More moments of comfort

We’ve heard the profound phrases, like:

  • That which does not kill us, makes us stronger. –Nietzsche
  • Sweet are the uses of adversity which, like the toad, ugly and venomous, wears yet a precious jewel in his head. –Shakespeare
  • You can’t always get what you want. You get what you need. –Rolling Stones

Those phrases are helpful with cancer, but I think most of us go through an emotional body blow for a while. I’ve cried hard, unexpectedly felt my voice tremble when talking about it, and had moments where my mood surprised me. But looking back, all that happened more at first than recently. That’s not really profound, but it’s still important to consider.

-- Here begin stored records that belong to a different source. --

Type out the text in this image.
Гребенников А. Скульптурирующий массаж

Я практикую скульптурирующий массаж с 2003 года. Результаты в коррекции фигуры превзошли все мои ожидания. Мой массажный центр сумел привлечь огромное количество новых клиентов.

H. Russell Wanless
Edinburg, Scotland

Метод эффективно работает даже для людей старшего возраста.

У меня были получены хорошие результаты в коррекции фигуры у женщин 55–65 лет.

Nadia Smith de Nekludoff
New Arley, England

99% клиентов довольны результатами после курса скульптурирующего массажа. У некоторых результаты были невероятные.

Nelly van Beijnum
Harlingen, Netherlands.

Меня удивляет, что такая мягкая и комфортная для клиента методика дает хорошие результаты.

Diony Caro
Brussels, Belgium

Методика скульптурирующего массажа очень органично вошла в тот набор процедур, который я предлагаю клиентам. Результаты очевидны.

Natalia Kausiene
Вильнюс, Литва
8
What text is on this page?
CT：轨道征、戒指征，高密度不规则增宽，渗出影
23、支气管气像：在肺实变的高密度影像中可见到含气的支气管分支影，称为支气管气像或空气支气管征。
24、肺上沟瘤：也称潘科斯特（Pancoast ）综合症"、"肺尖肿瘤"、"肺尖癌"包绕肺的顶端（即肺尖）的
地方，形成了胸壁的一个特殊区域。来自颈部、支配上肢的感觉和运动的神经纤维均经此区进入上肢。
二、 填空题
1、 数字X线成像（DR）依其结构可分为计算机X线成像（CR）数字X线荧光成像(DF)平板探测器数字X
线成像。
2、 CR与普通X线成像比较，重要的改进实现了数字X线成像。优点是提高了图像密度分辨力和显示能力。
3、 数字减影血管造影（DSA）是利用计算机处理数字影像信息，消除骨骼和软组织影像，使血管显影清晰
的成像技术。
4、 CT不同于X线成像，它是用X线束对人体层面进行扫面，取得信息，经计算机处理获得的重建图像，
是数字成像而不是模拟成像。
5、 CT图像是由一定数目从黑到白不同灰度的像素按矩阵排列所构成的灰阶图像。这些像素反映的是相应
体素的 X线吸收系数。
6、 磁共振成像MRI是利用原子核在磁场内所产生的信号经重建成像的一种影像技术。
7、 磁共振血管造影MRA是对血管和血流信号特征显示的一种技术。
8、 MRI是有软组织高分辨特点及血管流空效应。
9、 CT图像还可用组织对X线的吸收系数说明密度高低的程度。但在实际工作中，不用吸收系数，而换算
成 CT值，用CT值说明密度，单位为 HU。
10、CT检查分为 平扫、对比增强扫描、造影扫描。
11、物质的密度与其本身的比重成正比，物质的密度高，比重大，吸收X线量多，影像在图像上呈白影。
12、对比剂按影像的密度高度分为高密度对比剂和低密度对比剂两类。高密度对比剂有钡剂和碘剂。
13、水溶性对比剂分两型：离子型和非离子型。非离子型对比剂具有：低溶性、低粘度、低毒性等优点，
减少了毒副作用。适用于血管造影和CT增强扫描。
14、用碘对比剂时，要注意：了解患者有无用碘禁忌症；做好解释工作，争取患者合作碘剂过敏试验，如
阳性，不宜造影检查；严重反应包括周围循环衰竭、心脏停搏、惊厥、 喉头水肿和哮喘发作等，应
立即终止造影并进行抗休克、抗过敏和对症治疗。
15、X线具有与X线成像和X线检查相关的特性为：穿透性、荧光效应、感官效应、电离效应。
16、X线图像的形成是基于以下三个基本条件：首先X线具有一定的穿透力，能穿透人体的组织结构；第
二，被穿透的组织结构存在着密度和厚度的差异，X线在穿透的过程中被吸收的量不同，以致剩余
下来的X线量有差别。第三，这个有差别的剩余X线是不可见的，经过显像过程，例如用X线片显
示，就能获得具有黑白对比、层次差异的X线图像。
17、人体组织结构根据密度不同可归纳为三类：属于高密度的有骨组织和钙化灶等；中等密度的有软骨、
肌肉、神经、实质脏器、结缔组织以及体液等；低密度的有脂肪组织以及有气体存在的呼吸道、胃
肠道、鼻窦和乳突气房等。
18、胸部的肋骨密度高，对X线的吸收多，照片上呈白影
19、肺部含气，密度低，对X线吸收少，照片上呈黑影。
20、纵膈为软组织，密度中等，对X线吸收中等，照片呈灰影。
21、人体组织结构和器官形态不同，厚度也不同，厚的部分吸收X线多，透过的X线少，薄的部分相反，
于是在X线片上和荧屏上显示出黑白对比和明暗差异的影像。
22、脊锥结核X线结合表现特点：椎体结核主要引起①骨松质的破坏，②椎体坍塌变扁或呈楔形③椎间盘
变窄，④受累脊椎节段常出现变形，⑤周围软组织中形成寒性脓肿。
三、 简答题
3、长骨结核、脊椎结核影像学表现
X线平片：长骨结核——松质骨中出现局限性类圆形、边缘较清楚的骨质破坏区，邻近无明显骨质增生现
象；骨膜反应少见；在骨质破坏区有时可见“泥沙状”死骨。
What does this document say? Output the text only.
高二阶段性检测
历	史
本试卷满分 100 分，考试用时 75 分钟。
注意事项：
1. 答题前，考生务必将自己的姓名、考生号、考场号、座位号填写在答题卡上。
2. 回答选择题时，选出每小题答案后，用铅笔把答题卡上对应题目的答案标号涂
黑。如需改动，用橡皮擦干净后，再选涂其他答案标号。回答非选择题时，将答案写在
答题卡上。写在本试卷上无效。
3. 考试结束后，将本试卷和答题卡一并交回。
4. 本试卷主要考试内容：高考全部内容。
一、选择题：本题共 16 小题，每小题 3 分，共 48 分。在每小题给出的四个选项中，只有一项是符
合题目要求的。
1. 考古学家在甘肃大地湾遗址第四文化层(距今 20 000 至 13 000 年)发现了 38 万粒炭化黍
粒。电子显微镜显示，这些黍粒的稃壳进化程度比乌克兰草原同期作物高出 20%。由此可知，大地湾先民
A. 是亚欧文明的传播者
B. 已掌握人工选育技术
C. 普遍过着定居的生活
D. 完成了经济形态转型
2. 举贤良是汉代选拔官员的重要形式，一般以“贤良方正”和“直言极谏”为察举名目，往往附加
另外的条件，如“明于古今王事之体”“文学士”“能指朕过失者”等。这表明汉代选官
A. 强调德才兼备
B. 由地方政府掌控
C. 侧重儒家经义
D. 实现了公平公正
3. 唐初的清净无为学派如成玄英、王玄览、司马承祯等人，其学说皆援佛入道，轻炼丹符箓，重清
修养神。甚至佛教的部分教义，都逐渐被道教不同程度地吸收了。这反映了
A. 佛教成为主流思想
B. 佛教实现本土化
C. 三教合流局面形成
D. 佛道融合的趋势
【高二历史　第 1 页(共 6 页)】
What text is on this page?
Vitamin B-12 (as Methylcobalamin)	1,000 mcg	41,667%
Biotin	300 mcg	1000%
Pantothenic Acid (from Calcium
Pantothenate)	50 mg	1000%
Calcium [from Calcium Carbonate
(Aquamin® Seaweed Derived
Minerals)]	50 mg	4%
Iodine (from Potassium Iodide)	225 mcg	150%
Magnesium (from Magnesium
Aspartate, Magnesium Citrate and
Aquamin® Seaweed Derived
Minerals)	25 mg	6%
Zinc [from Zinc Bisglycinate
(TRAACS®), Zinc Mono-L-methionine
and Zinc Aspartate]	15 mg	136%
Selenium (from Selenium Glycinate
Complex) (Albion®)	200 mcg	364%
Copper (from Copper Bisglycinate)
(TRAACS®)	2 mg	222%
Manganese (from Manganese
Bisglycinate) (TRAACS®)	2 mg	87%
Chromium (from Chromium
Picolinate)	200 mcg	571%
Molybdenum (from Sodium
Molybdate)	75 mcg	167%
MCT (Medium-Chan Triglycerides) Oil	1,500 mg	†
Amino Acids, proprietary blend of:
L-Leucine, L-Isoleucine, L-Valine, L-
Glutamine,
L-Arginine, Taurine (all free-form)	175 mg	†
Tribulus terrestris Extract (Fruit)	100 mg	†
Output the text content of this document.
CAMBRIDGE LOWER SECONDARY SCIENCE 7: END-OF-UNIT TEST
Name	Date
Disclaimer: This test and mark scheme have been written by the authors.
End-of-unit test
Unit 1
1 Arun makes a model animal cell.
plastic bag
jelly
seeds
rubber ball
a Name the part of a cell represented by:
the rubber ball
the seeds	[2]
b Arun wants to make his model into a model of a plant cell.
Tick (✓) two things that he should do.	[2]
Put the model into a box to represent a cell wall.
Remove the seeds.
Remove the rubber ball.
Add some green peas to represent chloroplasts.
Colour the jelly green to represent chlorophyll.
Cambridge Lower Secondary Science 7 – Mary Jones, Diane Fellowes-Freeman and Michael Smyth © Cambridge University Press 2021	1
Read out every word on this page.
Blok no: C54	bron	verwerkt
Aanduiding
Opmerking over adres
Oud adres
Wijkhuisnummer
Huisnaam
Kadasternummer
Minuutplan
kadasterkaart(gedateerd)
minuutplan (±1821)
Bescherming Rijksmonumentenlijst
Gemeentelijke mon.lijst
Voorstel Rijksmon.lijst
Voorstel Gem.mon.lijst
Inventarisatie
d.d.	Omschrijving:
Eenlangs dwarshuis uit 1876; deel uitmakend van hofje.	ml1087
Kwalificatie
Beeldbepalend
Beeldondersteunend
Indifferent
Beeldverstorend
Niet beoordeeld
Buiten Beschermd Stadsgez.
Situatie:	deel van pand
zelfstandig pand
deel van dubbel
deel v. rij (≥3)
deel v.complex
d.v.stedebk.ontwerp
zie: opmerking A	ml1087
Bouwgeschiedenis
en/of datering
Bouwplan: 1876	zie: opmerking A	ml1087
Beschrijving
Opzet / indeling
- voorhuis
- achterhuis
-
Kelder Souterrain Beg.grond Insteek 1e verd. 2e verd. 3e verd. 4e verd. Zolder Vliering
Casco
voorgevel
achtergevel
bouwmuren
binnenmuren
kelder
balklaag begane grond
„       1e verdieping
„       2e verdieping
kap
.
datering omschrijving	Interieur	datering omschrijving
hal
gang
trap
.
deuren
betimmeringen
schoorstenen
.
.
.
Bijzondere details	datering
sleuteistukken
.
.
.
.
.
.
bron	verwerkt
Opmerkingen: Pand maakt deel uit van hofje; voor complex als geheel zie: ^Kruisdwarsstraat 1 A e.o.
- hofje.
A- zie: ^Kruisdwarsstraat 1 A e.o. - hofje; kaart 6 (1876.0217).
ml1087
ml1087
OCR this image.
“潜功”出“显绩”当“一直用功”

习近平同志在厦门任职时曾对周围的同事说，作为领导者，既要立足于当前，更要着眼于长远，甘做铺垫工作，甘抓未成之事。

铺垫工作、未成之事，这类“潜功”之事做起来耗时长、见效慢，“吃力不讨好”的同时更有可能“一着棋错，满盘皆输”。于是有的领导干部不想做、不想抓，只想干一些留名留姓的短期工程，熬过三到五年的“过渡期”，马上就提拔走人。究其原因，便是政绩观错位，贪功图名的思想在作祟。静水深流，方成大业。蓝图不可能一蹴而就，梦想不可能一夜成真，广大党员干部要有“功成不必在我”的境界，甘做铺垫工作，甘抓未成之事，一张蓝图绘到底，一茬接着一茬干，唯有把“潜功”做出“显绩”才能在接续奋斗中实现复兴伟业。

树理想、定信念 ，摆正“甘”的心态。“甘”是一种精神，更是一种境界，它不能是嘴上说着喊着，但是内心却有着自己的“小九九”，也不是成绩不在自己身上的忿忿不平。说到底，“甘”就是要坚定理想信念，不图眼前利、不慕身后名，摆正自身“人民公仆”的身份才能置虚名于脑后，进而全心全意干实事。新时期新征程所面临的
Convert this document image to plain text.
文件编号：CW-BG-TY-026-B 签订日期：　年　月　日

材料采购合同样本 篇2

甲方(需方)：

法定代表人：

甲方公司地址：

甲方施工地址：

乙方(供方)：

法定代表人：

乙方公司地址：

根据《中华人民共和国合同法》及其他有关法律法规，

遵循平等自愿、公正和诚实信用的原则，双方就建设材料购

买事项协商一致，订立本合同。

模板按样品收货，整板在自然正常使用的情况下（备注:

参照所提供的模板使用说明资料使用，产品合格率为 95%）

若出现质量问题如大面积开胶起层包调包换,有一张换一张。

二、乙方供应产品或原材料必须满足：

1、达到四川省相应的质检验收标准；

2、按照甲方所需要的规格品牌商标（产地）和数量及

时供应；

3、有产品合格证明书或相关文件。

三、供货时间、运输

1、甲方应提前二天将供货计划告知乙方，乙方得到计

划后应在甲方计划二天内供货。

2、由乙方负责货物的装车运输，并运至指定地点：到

In important ways, I’m lucky. My cancer could have been caught earlier, but it was still caught early. There are few certainties with this stuff, but there many good signs. I like evidence, so one good sign is the 15 year study of hundreds of men like me who did very well with treatment, which I’ll start soon. Another good sign has been how fast I’ve recovered in the past, which I attribute to staying fit. Yet another good sign is that I have access at the best place in the world for prostate cancer, the Mayo Clinic. A final good sign is a question I’ve asked a few of my doctors. “Am I going to live to 70?” Their answer has consistently been, “Why just 70?”

Of course, I still have some fear, and it will probably go up and down like other emotions. Even recently, I’ve feared my upcoming treatment, but I’ve dealt with it. In my case, I spend time on long bike rides, writing stories, and watching some Shakespeare.

It’s interesting how the phrases at the top of this post have different meanings during different weeks, months, and years. Sometimes, they really are profound, and other times, they’re annoying or pithy. Right now, I see them as a goal to strive for, to feel more often than not. Cancer is a big challenge, but like others, we need to inch forward emotionally slightly more often than the other direction.

Sometime, I need to write more about dignity. It’s why I like to dress well, at least well-enough, why I don’t like to swear, why I like to treat people with respect, and increasingly, why I don’t want to get too fearful of cancer. Some fear is inevitable, but too much lacks dignity.